Aprobado en primera lectura.
Por: Xavier Carrasco
A pesar del avance simbólico que representa esta aprobación inicial, lo cierto es que el contenido del proyecto sigue generando más incertidumbres que soluciones. Se insiste en un modelo de castigo más severo como si ello fuera sinónimo de orden y paz social. Si las penas más duras realmente fueran efectivas, no existiría la criminalidad en países con cadena perpetua o incluso pena de muerte. Lo que necesitamos no es un sistema penal más rígido, sino un sistema institucional más eficiente, preventivo y justo.
En lo personal, comparto una visión que me transmitió mi profesor, colega y jefe, Valentín Medrano Peña: el país necesita avanzar hacia un modelo normativo basado en leyes especiales, que regulen de manera precisa las nuevas conductas sociales. El tiempo de los códigos generales, herencia de una tradición napoleónica, debe dar paso a marcos legales modernos, funcionales y específicos.
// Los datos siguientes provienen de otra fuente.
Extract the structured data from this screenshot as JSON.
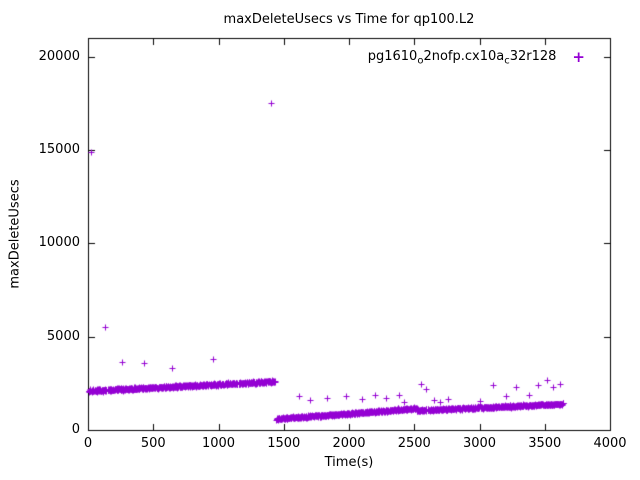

No es casual que el legado más duradero de Napoleón no hayan sido sus conquistas militares, sino sus códigos.
Preocupa especialmente el artículo sobre el cúmulo de penas en un sistema donde los investigadores primarios no son los fiscales, sino agentes policiales sin la debida preparación. He sido testigo, y lo afirmo con responsabilidad, de cómo muchos oficiales ni siquiera dominan los procedimientos básicos: llenar un acta de arresto, realizar una requisa conforme a derecho o incluso redactar una ficha procesal correctamente. Y son esas actuaciones deficientes las que muchas veces sustentan acusaciones y medidas de coerción.
Otro aspecto alarmante es la penalización de la “relación sexual no consentida” entre parejas formales. Esto no se refiere a la violación, sino a un intento de regular desde el derecho penal la intimidad conyugal. ¿Es sensato que el Estado intervenga penalmente en la vida sexual de parejas que conviven o están unidas por vínculos formales? Esto no solo es inaplicable, sino profundamente invasivo.
Sobre el feminicidio, tampoco estoy de acuerdo con las penas de 30 a 40 años. No porque no sea grave, sino porque en nuestro contexto no se configura con claridad ese tipo penal como está concebido en otras legislaciones. Aquí, los crímenes contra mujeres muchas veces responden más a celos y patologías emocionales que a un odio estructural hacia su condición de mujer. Ya el ordenamiento actual contempla 20 años por homicidio voluntario y 30 por agravantes. Aumentar la pena no resolverá el problema de fondo.
Son demasiadas las inconsistencias de este proyecto como para celebrar su posible aprobación. Más que un nuevo código, este país necesita leyes especiales que regulen los nuevos comportamientos sociales, que brinden herramientas a las autoridades sin caer en excesos punitivos ni regulaciones absurdas.
Todo indica que, una vez más, este no será el Código que necesitamos. Y quizás eso no sea tan malo, si en lugar de insistir en un mamotreto anacrónico, comenzamos a legislar con visión de futuro.
Porque una sociedad no evoluciona con más castigo, sino con mejores leyes y mejores instituciones.